Edebî eserlerinde dikkat çeken bir husus da sosyal ve siyasi meselelerdir. Onun sosyo-politik meseleleri bu kadar zikretmesinin sebebi yaşadığı hayal kırıklıklarıdır. Osmanlı devlet yönetimindeki liyâkat sistemine güvenen Âlî Mustafa Efendi kendisini layık gördüğü makamlara bir türlü ulaşamamıştır. Vazifelerinden sürekli azledilmesi, onda farklı bir ruh halinin meydana gelmesine neden olmuştur. Bunların yanı sıra imparatorluğun hemen hemen her köşesinde vazife almış olması ülkedeki siyasi ve sosyal sıkıntıları gözlemlemesine imkân tanımıştır.
Ahlak ve Siyaset Düşüncesi
Mustafa Âlî’nin Nushatü’s-selâtîn, Mehâsinü’l-edeb, Mevâidü’n-nefâis fi kavaidi’l-mecâlis, Hakâyiku’l-ekâlim ve Sad Kıssa ve Sad Hisse adlı eserleri sosyal hayat, ahlak ve siyasete dair yapıtlarından bazılarıdır. Mustafa Âlî devletin çeşitli bölgelerinde çeşitli vazifeler almış biri olarak hem devlet yapısını iyi kavramış hem de Osmanlı toplumunun yaşantısını gözlemlemiştir.

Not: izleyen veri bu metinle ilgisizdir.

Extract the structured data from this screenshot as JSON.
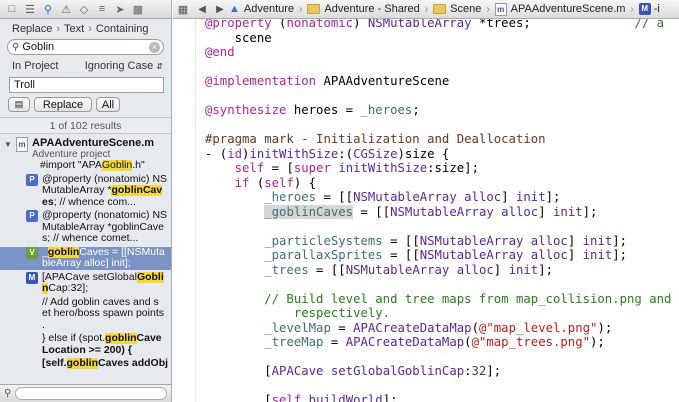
{
  "navigator": {
    "breadcrumb": [
      "Replace",
      "Text",
      "Containing"
    ],
    "search_value": "Goblin",
    "scope_left": "In Project",
    "scope_right": "Ignoring Case",
    "replace_value": "Troll",
    "replace_button": "Replace",
    "all_button": "All",
    "result_count": "1 of 102 results",
    "file_name": "APAAdventureScene.m",
    "project_name": "Adventure project",
    "results": [
      {
        "badge": "",
        "l1a": "#import \"APA",
        "l1h": "Goblin",
        "l1b": ".h\""
      },
      {
        "badge": "P",
        "l1": "@property (nonatomic) NS",
        "l2a": "MutableArray *",
        "l2h": "goblinCav",
        "l2b": "",
        "l3a": "es",
        "l3b": ";      // whence com..."
      },
      {
        "badge": "P",
        "l1": "@property (nonatomic) NS",
        "l2": "MutableArray *goblinCave",
        "l3": "s;     // whence comet..."
      },
      {
        "badge": "V",
        "l1a": "_",
        "l1h": "goblin",
        "l1b": "Caves = [[NSMuta",
        "l2": "bleArray alloc] init];"
      },
      {
        "badge": "M",
        "l1a": "[APACave setGlobal",
        "l1h": "Gobli",
        "l2a": "n",
        "l2b": "Cap:32];"
      },
      {
        "badge": "",
        "l1": "// Add goblin caves and s",
        "l2": "et hero/boss spawn points",
        "l3": "."
      },
      {
        "badge": "",
        "l1a": "} else if (spot.",
        "l1h": "goblin",
        "l1b": "Cave",
        "l2": "Location >= 200) {"
      },
      {
        "badge": "",
        "l1a": "[self.",
        "l1h": "goblin",
        "l1b": "Caves addObj"
      }
    ]
  },
  "jumpbar": {
    "crumbs": [
      "Adventure",
      "Adventure - Shared",
      "Scene",
      "APAAdventureScene.m",
      "-i"
    ]
  },
  "code_lines": [
    "@property (nonatomic) NSMutableArray *trees;              // a",
    "    scene",
    "@end",
    "",
    "@implementation APAAdventureScene",
    "",
    "@synthesize heroes = _heroes;",
    "",
    "#pragma mark - Initialization and Deallocation",
    "- (id)initWithSize:(CGSize)size {",
    "    self = [super initWithSize:size];",
    "    if (self) {",
    "        _heroes = [[NSMutableArray alloc] init];",
    "        _goblinCaves = [[NSMutableArray alloc] init];",
    "",
    "        _particleSystems = [[NSMutableArray alloc] init];",
    "        _parallaxSprites = [[NSMutableArray alloc] init];",
    "        _trees = [[NSMutableArray alloc] init];",
    "",
    "        // Build level and tree maps from map_collision.png and",
    "            respectively.",
    "        _levelMap = APACreateDataMap(@\"map_level.png\");",
    "        _treeMap = APACreateDataMap(@\"map_trees.png\");",
    "",
    "        [APACave setGlobalGoblinCap:32];",
    "",
    "        [self buildWorld];"
  ]
}
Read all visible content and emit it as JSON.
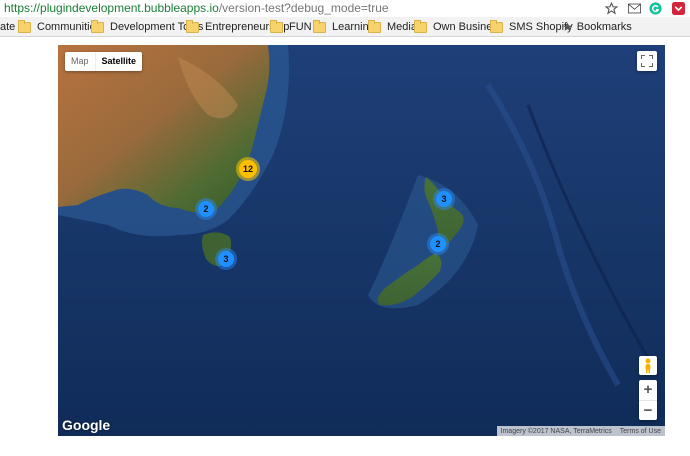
{
  "browser": {
    "url_main": "https://plugindevelopment.bubbleapps.io",
    "url_path": "/version-test?debug_mode=true",
    "icons": [
      "star-icon",
      "mail-icon",
      "grammarly-icon",
      "pocket-icon"
    ]
  },
  "bookmarks": {
    "partial_first": "ate",
    "items": [
      "Communities",
      "Development Tools",
      "Entrepreneurship",
      "FUN",
      "Learning",
      "Media",
      "Own Business",
      "SMS Shopify"
    ],
    "bookmarks_label": "Bookmarks"
  },
  "map": {
    "type_control": {
      "map_label": "Map",
      "satellite_label": "Satellite",
      "selected": "Satellite"
    },
    "clusters": [
      {
        "count": "12",
        "color": "#ffbf00"
      },
      {
        "count": "2",
        "color": "#1e90ff"
      },
      {
        "count": "3",
        "color": "#1e90ff"
      },
      {
        "count": "3",
        "color": "#1e90ff"
      },
      {
        "count": "2",
        "color": "#1e90ff"
      }
    ],
    "zoom_in": "+",
    "zoom_out": "−",
    "logo": "Google",
    "attribution": "Imagery ©2017 NASA, TerraMetrics",
    "terms": "Terms of Use"
  }
}
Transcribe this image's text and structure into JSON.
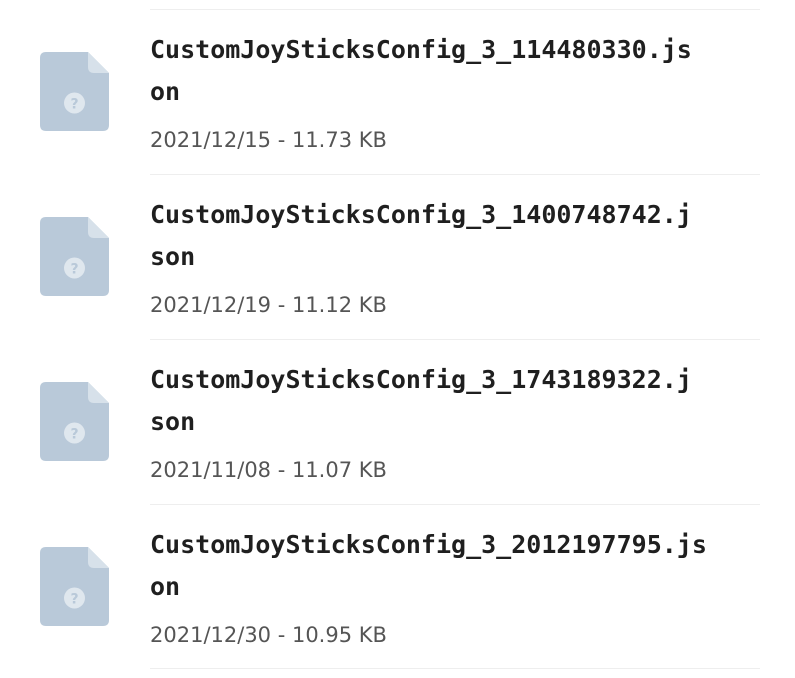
{
  "colors": {
    "icon_fill": "#b9c9d9",
    "icon_fold": "#d7e1ea",
    "name_text": "#1f1f1f",
    "meta_text": "#555555",
    "divider": "#eeeeee"
  },
  "files": [
    {
      "name_line1": "CustomJoySticksConfig_3_114480330.js",
      "name_line2": "on",
      "meta": "2021/12/15 - 11.73 KB",
      "icon": "unknown-file-icon"
    },
    {
      "name_line1": "CustomJoySticksConfig_3_1400748742.j",
      "name_line2": "son",
      "meta": "2021/12/19 - 11.12 KB",
      "icon": "unknown-file-icon"
    },
    {
      "name_line1": "CustomJoySticksConfig_3_1743189322.j",
      "name_line2": "son",
      "meta": "2021/11/08 - 11.07 KB",
      "icon": "unknown-file-icon"
    },
    {
      "name_line1": "CustomJoySticksConfig_3_2012197795.js",
      "name_line2": "on",
      "meta": "2021/12/30 - 10.95 KB",
      "icon": "unknown-file-icon"
    }
  ]
}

Nushatü's-selâtîn adlı eseri İslam siyasetname geleneğinin özelliklerini taşımaktadır. Eserde yer verilen hikaye örnekleri İran ve İslam tarihindeki şahsiyetlere işaret etmektedir. Âlî aynı zamanda yaşadığı dönemden ve kendi hayatından örnekler vermektedir. Mezkûr eserinin bir bölümünde kendisine yapılan haksızlıklara ayırmıştır. Hal böyle olunca eserinde en çok adalet, hukuk, liyakat gibi kavramlar vurgu yapmaktadır. O, bu kavramları Osmanlı Devleti’nin temel taşları olarak görmüştür.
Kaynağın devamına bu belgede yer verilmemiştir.